In cw and long pulse applications, there is little issue with the use of additional lengths of fiber at the amplifier output, since nonlinear effects can often be neglected owing to relatively low peak powers. However, for short-pulse fiber delivery, the nonlinear effects within an optical fiber prevent the delivery of high power pulses due to degradation of the pulses' temporal and spectral characteristics due to high order nonlinear effects such as self-phase modulation, which causes spectral broadening, and Raman scattering, which causes both spectral and temporal broadening.
HCPCF's and conventional optical fibers with larger core sizes (referred to as large-mode-area (LMA) fibers) have been used to reduce fiber nonlinearity. HCPCF's reduce the nonlinearity by several orders of magnitude, where LMA fibers reduce the nonlinearity, scaling with the area of the core. However, the use of LMA fibers for beam delivery in high-power pulsed applications is not a solution since even the largest single-mode core fiber (of 15-20 μm), results in significant nonlinear effects when high-peak power pulses are delivered.

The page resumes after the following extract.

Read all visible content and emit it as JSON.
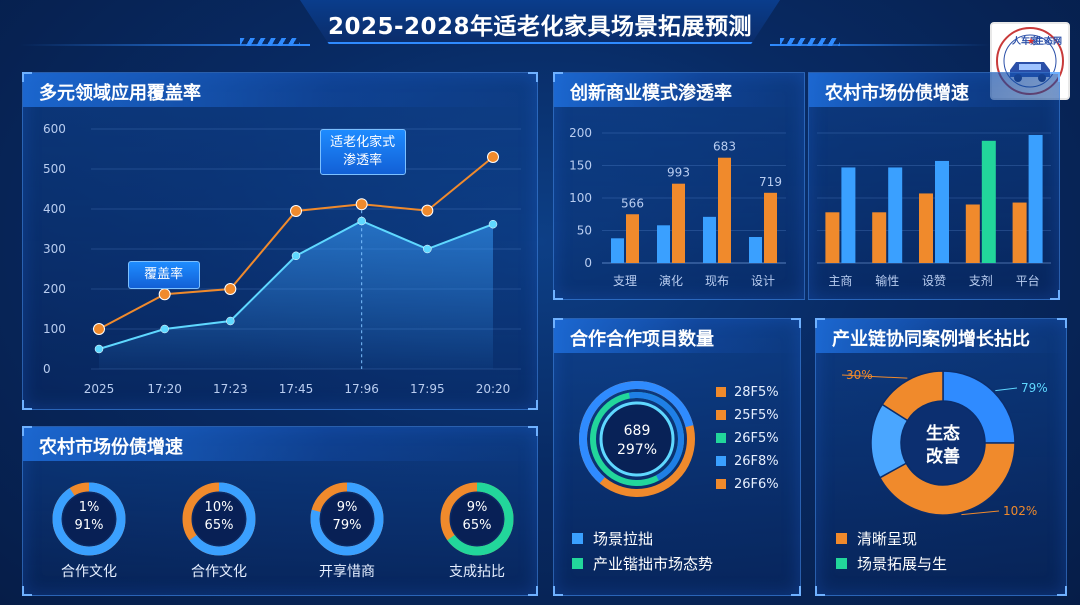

The importance of reducing nonlinear effects can be illustrated by considering UV to generation from a short-pulse source. The use of short pulses to generate visible and UV radiation is a common approach, since the high peak powers attainable from short pulses provide efficient frequency conversion in nonlinear materials such as lithium triborate (LBO) and β-barium borate (BBO). However, efficient conversion within conventional nonlinear media often requires that the spectral bandwidth of the pulse is as narrow as possible—preferably with the pulses transform limited. Any high order nonlinearity within a delivery fiber or a fiber amplifier will result in spectral broadening; a relatively low nonlinearity will double the spectral bandwidth of a pulse and hence significantly reduce the conversion efficiency of that pulse. It is therefore important in all stages of amplification of the pulse to avoid or reduce fiber nonlinear effects.
For amplifying short optical pulses, it is possible to use Chirped Pulse Amplification (CPA), a technique developed for bulk-laser systems, in which a short pulse from an oscillator is stretched in a fiber or bulk optic stretcher, amplified and then compressed. In this instance, the amplified, long pulses can also be delivered by an optical fiber to a remote probe where they are subsequently re-compressed, as described in U.S. Pat. No. 6,249,630.
One of the main problems with the CPA approach is that, in order to amplify pulses without significant nonlinear distortion, the pulse must be stretched to a duration of typically greater than 10 ns. Therefore, to compress the stretched amplified pulse, a fairly long and complex compressor is required. Furthermore, in stretching and compressing the pulse, bulk optic components are typically required, preventing an all-fiber approach. This is difficult to make robust and involves significant loss which necessitates another stage of amplification in the MOPA. Furthermore, after amplification and fiber delivery, the compression stage also involves significant optical loss and, due to the relatively long pulse duration, the compressor itself is very large, meaning that the optical head itself has a large footprint. In general, the approach of CPA is not ideal and is also difficult to maintain in a compact, robust and lightweight form especially in a harsh operating environment.